The impetus for adopting this perspective of disarranged or merged gender is not to cavalierly prove the novel socially and politically progressive (or, in response to current feminist readings, more progressive). In and of itself, such a motivation would likely yield a discourse with little utility beyond prematurely ennobling the author as a pre-modern exemplar of Chinese proto-feminism. Rather, I wish to offer this more radical reading of gender in the novel with the purpose of better integrating Cao Xueqin’s portrayal of femininity and masculinity into the greater metaphysical, socio-critical, and thematic armature of the novel.
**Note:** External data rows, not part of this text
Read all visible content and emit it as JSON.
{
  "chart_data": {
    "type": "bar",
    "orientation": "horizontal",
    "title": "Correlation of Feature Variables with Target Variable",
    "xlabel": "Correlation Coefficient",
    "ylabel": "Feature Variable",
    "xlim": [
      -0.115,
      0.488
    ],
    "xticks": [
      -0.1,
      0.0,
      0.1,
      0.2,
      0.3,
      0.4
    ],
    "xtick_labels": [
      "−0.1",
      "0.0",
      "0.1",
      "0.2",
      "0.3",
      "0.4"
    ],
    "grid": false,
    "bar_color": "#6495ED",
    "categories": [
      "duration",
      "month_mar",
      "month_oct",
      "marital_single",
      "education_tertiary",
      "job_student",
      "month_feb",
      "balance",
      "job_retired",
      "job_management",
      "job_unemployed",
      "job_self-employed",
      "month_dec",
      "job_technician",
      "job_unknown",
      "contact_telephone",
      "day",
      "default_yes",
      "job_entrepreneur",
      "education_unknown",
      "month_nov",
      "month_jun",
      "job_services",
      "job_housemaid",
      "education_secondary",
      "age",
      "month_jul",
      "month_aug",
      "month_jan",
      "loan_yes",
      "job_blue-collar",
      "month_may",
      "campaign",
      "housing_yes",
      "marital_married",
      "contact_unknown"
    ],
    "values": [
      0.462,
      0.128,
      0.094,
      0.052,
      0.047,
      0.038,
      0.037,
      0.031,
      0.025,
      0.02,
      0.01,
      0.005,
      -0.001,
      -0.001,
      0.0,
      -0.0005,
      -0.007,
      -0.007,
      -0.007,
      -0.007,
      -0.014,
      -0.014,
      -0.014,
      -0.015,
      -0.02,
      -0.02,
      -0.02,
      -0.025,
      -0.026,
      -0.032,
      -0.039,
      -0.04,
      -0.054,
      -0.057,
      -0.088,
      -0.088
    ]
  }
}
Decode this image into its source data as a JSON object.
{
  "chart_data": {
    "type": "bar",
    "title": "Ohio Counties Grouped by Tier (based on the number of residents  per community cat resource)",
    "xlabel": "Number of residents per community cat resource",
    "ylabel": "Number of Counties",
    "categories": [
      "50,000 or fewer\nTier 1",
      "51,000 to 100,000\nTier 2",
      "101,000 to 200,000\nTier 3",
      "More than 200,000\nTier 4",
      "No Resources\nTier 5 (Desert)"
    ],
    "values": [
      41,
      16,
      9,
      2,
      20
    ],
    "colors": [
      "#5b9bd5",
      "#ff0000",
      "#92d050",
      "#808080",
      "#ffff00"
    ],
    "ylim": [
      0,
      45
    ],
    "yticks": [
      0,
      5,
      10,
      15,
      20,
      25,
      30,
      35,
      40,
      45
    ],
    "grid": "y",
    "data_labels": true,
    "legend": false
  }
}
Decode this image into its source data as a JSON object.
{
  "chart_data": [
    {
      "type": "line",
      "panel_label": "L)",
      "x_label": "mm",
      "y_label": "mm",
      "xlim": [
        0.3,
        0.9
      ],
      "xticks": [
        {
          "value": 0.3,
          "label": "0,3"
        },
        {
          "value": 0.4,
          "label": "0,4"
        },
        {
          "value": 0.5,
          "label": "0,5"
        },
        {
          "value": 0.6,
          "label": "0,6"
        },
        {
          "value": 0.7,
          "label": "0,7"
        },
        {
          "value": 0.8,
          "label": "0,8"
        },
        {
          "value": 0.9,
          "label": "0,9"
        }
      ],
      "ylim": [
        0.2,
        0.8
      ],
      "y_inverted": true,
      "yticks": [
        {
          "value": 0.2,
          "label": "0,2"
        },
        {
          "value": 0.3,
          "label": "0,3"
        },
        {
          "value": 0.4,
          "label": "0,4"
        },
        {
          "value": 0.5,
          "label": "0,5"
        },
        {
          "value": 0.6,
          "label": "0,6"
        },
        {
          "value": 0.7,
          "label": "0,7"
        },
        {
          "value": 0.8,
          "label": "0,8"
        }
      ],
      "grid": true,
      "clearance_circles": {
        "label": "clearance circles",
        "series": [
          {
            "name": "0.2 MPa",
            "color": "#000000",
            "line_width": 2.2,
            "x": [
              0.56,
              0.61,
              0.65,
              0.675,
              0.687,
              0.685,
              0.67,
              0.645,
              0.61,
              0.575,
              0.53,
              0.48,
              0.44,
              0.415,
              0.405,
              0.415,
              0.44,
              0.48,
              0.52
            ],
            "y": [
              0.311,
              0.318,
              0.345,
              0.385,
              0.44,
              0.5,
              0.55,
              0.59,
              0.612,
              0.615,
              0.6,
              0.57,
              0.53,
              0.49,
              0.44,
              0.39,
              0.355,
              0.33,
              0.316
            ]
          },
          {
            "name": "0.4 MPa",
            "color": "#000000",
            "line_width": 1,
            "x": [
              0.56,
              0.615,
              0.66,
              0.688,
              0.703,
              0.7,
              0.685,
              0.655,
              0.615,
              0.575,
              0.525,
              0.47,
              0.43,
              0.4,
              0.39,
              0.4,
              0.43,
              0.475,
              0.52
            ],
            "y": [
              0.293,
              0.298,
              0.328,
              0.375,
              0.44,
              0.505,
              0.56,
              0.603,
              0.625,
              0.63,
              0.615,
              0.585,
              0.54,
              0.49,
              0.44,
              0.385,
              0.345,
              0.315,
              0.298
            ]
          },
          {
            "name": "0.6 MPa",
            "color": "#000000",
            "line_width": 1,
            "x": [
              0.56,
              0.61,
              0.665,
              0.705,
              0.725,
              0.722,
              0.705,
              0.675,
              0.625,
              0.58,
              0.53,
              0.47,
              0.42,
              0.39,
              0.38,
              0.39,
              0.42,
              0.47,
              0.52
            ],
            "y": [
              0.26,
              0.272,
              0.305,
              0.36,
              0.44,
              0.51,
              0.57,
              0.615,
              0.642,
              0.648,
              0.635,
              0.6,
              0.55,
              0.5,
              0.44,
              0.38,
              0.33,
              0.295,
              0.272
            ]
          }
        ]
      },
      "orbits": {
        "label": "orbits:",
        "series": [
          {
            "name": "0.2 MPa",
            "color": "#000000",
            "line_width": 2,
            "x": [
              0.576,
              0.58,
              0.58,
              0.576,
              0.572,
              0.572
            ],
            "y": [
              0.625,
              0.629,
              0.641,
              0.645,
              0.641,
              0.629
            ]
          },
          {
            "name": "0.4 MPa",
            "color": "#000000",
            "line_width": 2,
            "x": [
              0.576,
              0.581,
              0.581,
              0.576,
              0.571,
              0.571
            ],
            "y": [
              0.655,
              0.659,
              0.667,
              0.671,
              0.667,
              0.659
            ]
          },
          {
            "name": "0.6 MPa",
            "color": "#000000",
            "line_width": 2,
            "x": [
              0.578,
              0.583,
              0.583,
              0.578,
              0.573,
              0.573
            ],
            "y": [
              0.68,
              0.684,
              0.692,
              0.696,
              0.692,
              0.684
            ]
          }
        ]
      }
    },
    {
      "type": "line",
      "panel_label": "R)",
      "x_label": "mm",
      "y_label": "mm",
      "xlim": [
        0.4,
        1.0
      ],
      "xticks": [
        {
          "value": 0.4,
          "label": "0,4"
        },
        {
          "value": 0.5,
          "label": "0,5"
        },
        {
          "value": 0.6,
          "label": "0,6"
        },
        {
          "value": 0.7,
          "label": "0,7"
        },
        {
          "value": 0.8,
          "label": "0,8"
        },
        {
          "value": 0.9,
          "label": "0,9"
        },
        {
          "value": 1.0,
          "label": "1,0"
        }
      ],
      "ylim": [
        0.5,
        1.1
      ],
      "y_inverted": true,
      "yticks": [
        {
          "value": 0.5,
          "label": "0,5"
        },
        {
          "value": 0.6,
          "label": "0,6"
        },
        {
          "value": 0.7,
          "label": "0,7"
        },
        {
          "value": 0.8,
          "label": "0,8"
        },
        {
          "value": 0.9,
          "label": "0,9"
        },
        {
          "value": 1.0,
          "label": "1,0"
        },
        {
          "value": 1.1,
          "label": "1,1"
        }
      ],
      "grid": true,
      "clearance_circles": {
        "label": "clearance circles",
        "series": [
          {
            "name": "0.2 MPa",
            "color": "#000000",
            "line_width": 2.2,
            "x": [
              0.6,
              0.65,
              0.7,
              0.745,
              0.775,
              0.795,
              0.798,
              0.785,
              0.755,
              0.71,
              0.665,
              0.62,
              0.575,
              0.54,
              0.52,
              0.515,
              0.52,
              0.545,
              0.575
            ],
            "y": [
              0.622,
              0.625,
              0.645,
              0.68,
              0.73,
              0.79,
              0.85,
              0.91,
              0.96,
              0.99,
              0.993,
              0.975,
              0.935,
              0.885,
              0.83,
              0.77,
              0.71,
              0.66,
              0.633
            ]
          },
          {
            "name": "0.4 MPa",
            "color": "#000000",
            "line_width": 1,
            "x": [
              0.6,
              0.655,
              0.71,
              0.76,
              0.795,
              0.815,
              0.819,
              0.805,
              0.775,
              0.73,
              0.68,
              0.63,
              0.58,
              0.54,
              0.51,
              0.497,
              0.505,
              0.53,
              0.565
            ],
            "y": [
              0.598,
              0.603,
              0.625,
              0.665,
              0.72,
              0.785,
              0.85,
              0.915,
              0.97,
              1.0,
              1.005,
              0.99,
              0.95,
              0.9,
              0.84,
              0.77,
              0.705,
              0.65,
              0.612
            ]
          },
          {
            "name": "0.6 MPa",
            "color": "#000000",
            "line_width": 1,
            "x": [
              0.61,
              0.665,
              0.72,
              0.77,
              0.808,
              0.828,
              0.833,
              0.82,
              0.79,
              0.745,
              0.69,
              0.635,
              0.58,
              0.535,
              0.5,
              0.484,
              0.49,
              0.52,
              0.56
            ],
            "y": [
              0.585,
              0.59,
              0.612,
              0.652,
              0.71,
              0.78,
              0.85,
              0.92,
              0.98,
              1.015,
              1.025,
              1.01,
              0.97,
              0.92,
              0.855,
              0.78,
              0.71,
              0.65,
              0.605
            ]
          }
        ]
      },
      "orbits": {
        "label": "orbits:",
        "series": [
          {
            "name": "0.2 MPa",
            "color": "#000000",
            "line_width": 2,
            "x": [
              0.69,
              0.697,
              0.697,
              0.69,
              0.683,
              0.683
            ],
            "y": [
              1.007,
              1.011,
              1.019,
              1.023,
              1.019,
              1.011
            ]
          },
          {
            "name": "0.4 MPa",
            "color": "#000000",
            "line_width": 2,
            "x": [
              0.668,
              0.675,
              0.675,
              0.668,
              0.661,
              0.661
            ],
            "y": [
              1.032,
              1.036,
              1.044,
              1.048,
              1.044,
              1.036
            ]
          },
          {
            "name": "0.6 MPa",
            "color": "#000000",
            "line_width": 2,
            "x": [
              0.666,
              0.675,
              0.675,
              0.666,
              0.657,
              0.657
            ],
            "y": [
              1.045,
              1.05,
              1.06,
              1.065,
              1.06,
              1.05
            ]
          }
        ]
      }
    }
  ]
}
To accomplish this I have separated my argument into two parts: Part I: Gender aims to contextualize gender mergence and confusion with the social climate and literary climate of Qing culture and to argue the advantages of this perspective over interpretations that emphasize gender inversion; Part II: Mirrors examines how gender disarrangement reflects structural and thematic characteristics of the novel, which are related to reflection, illusion, inter-penetration, and emptiness, and which are foremost not only in The Dream of the Red Chamber, but also in the philosophical and theological traditions of Chinese Buddhism and Taoism. In supporting this two-part argument, I refer passingly to psychoanalysis, feminist theory, and Western philosophy. These schools are used not for analytic purposes, but rather to analogize concepts and perspective that presumably arose independently within the Chinese cultural context. Accordingly, greater evidential emphasis is placed on literary criticism, historical documentation, and philosophical texts that were primarily generated in or in response to social change and cultural climate of late-imperial China. Ostensibly, constructing the basis for this argument upon the particular climate and tradition to which Cao Xueqin was responding (or rebelling) will make its perspective most sensitive to the author’s objective in subverting conventional gender formation and in creating a fictive world in which social reality and the otherworldly are inexorably combined.